SLS uses a laser as the power source to selectively melt plastic powder into a single 3D object. After each section is fused, the powder bed is lowered by one layer’s thickness, and a new layer is applied on top. The process is repeated until the object is completed.

 

You can use powder-based thermoplastic polymers, including nylons. PA12 is the most commonly used, but you can also work with PA11, or carbon-fiber and glass-filled or aluminum-filled nylons.  

What is HP Multi Jet Fusion?

HP MJF is best described as a combination of PBF and Binder Jetting technologies.

Unlike SLS or Fused Deposition Modeling (FDM), which uses a point-by-point printing approach like a pen plotter, HP MJF technology creates one area-wide layer of many parts layer by layer.
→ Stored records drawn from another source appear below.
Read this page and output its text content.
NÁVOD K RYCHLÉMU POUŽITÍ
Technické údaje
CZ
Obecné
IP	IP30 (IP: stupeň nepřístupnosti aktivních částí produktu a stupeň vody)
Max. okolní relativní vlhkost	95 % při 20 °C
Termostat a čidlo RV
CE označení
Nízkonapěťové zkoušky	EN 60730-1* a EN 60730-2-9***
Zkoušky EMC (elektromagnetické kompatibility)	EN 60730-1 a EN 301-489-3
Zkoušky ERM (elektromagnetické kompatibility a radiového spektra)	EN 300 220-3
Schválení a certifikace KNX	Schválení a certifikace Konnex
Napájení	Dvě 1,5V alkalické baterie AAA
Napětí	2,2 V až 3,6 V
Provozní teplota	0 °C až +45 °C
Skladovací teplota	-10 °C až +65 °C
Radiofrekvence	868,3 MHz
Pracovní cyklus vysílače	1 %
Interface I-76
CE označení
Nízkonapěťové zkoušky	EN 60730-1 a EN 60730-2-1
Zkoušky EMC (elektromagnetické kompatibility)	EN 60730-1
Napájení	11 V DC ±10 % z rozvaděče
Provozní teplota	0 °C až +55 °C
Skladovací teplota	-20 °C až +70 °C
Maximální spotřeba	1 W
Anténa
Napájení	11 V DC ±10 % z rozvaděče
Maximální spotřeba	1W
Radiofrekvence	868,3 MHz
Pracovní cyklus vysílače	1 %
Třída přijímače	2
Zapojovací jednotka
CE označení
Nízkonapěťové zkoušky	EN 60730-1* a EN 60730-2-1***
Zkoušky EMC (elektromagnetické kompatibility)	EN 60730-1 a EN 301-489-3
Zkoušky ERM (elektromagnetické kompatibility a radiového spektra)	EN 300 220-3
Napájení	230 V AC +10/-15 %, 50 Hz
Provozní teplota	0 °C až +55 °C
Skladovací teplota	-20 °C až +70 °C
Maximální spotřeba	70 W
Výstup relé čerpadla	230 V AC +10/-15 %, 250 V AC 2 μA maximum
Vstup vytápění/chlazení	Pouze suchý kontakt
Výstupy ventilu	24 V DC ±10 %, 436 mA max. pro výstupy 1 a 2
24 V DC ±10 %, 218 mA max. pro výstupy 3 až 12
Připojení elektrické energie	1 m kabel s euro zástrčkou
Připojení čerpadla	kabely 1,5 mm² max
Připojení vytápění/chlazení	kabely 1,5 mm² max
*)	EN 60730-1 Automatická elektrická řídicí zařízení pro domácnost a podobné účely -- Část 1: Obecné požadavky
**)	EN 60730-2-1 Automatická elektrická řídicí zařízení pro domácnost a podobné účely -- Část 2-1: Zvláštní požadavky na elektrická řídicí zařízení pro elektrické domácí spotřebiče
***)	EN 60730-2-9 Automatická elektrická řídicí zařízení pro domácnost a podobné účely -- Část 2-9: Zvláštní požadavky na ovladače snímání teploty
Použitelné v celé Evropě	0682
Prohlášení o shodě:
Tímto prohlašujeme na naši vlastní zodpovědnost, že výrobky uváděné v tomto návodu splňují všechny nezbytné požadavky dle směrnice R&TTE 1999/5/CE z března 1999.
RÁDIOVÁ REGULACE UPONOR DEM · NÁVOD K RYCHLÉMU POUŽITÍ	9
It does so leveraging proprietary HP PageWide printing technology. 


With HP MJF, a layer of powder material is spread on the print bed. Next, the fusing and detailing agents are deposited at voxel-level on top of the powder, defining the regions of the layer that need to be fused or protected from fusion, respectively. A voxel is the 3D printing equivalent of a pixel.


Heat is applied to the bed and the areas where the fusing agent was deposited are fused. Once these fused layers cool down, they solidify and build the designed 3D printed part.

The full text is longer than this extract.